Hard disk drives (HDD) are used in almost all computer system operations. In fact, most computing systems are not operational without some type of hard disk drive to store the most basic computing information such as the boot operation, the operating system, the applications, and the like. In general, the hard disk drive is a device which may or may not be removable, but without which the computing system will generally not operate.
The basic hard disk drive model includes a storage disk or hard disk that spins at a designed rotational speed. An actuator arm with a suspended slider is utilized to reach out over the disk. The slider is coupled with a suspension that supports both the body of the slider and a head assembly that has a magnetic read/write transducer or head or heads for reading/writing information to or from a location on the disk. The complete head assembly, e.g., the suspension, slider, and head, is called a head gimbal assembly (HGA).
A typical HDD uses the actuator assembly to move magnetic read/write heads to the desired location on the rotating disk so as to write information to or read from the location. Within most HDDs, the magnetic read/write head is mounted on a slider. The slider generally serves to mechanically support the head and any electrical connections between the head and the rest of the disk drive. The slider is aerodynamically shaped to establish an air lubrication film in order to maintain a uniform distance from the surface of the rotating disk, thereby preventing the head from undesirably contacting the disk.
The head and arm assembly is linearly or pivotally moved utilizing a magnet/coil structure that is often called a voice coil motor (VCM). The stator of a VCM is mounted to a base plate or casting on which the spindle is also mounted. The base casting with its spindle, actuator VCM, and internal filtration system is then enclosed with a cover and seal assembly to ensure that no contaminants can enter and adversely affect the reliability of the slider flying over the disk. When current is fed to the motor, the VCM develops force or torque that is substantially proportional to the applied current. The arm acceleration is substantially proportional to the magnitude of the current. As the read/write head approaches a desired track, a reverse polarity signal is applied to the actuator, causing the signal to act as a brake, and ideally causing the read/write head to stop and settle directly over the desired track.
The reading or writing of data is performed in accordance with a write command and a read command transferred from a host system. The hard disk drive re-orders a command queue as one of the performance improving techniques. That is, the command queue of write commands and read commands transferred sequentially from the host system is re-ordered so that the latency required to execute the writing or reading command may be minimized.
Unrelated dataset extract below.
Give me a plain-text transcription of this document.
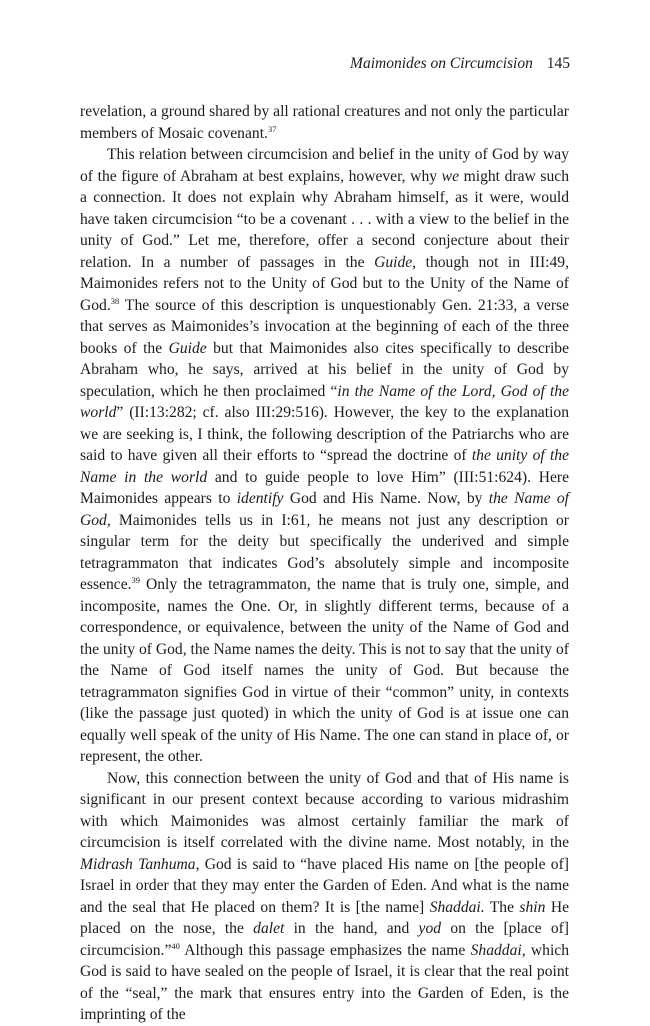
Maimonides on Circumcision 145

revelation, a ground shared by all rational creatures and not only the particular members of Mosaic covenant.$^{37}$

This relation between circumcision and belief in the unity of God by way of the figure of Abraham at best explains, however, why we might draw such a connection. It does not explain why Abraham himself, as it were, would have taken circumcision “to be a covenant . . . with a view to the belief in the unity of God.” Let me, therefore, offer a second conjecture about their relation. In a number of passages in the Guide, though not in III:49, Maimonides refers not to the Unity of God but to the Unity of the Name of God.$^{38}$ The source of this description is unquestionably Gen. 21:33, a verse that serves as Maimonides’s invocation at the beginning of each of the three books of the Guide but that Maimonides also cites specifically to describe Abraham who, he says, arrived at his belief in the unity of God by speculation, which he then proclaimed “in the Name of the Lord, God of the world” (II:13:282; cf. also III:29:516). However, the key to the explanation we are seeking is, I think, the following description of the Patriarchs who are said to have given all their efforts to “spread the doctrine of the unity of the Name in the world and to guide people to love Him” (III:51:624). Here Maimonides appears to identify God and His Name. Now, by the Name of God, Maimonides tells us in I:61, he means not just any description or singular term for the deity but specifically the underived and simple tetragrammaton that indicates God’s absolutely simple and incomposite essence.$^{39}$ Only the tetragrammaton, the name that is truly one, simple, and incomposite, names the One. Or, in slightly different terms, because of a correspondence, or equivalence, between the unity of the Name of God and the unity of God, the Name names the deity. This is not to say that the unity of the Name of God itself names the unity of God. But because the tetragrammaton signifies God in virtue of their “common” unity, in contexts (like the passage just quoted) in which the unity of God is at issue one can equally well speak of the unity of His Name. The one can stand in place of, or represent, the other.

Now, this connection between the unity of God and that of His name is significant in our present context because according to various midrashim with which Maimonides was almost certainly familiar the mark of circumcision is itself correlated with the divine name. Most notably, in the Midrash Tanhuma, God is said to “have placed His name on [the people of] Israel in order that they may enter the Garden of Eden. And what is the name and the seal that He placed on them? It is [the name] Shaddai. The shin He placed on the nose, the dalet in the hand, and yod on the [place of] circumcision.”$^{40}$ Although this passage emphasizes the name Shaddai, which God is said to have sealed on the people of Israel, it is clear that the real point of the “seal,” the mark that ensures entry into the Garden of Eden, is the imprinting of the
Various methods for re-ordering the command queue in the hard disk drive have been already offered. They are roughly classified into a method for improving the I/O throughput (amount of work performed over a period of time) and a method for preventing the time-out of command caused by re-ordering the command. And the method for improving the I/O throughput is further classified into a case where the seek time is longer than the rotational latency and a case where the seek time is almost equivalent to the rotational latency.
All the above re-ordering techniques are implemented in one way or the other to improve performance and to save power. The premium for saving power consumption in hard disk drive have transcended across the various platforms (e.g., from mobile computers to server computer products). Conventional methods for power saving or reduction include JIT (Just In Time seek technology). This method delays the seek time by an amount of the rotational latency to make power save and enhance performance. Other conventional methods involve directly switching the seek method (including servo parameters) between a performance mode and a silent mode.
These methods are very effective but require to have parameters for the servo system duplicated, and therefore have a significant drawback of taking a great burden on the development because it must be checked that the seek is normally made for all combinations of the seek distance and the latency.